Fairness through unawareness is the naive strategy of achieving algorithmic fairness by removing protected attributes — race, gender, age, disability status — from the data used to train or operate a decision system. The intuition is simple: if the algorithm does not know an individual's protected attributes, it cannot discriminate on that basis.

The strategy fails because protected attributes are redundantly encoded in correlated features. Zip code proxies for race. Educational institution proxies for class. Medical history proxies for disability. When the protected attribute is removed, the algorithm reconstructs it from the correlated variables, often with less transparency than explicit use would have provided. The discrimination becomes harder to detect and harder to contest.

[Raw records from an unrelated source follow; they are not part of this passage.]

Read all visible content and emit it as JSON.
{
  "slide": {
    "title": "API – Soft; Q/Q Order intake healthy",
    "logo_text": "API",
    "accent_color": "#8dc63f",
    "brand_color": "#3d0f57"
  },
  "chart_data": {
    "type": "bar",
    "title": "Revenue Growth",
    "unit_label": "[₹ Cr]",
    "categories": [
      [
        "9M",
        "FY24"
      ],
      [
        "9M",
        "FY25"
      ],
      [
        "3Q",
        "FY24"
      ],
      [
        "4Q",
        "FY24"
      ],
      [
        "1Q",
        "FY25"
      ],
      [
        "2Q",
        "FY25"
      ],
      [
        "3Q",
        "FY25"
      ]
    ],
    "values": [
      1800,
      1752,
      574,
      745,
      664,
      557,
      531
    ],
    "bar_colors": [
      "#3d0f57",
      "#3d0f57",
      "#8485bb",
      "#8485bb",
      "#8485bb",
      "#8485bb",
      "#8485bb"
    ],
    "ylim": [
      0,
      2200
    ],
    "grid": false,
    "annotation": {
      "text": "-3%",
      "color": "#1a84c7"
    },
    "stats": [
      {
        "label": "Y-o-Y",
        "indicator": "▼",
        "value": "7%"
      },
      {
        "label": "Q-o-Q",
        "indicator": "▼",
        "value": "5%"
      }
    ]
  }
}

Fairness through unawareness is appealing to organizations because it reduces legal liability: the system can claim to be "blind" to protected attributes while still producing disparate outcomes. The legal doctrine of disparate impact in U.S. employment law recognizes that facially neutral practices can be discriminatory if they produce unequal outcomes. The algorithm is the practice; the proxy is the mechanism.

The systems insight is that information is not cleanly partitionable. Removing a variable from a dataset does not remove its influence if the variable is structurally correlated with other variables. The algorithm does not need to see the protected attribute to act on it. The system only needs to see the structure that the attribute helped produce.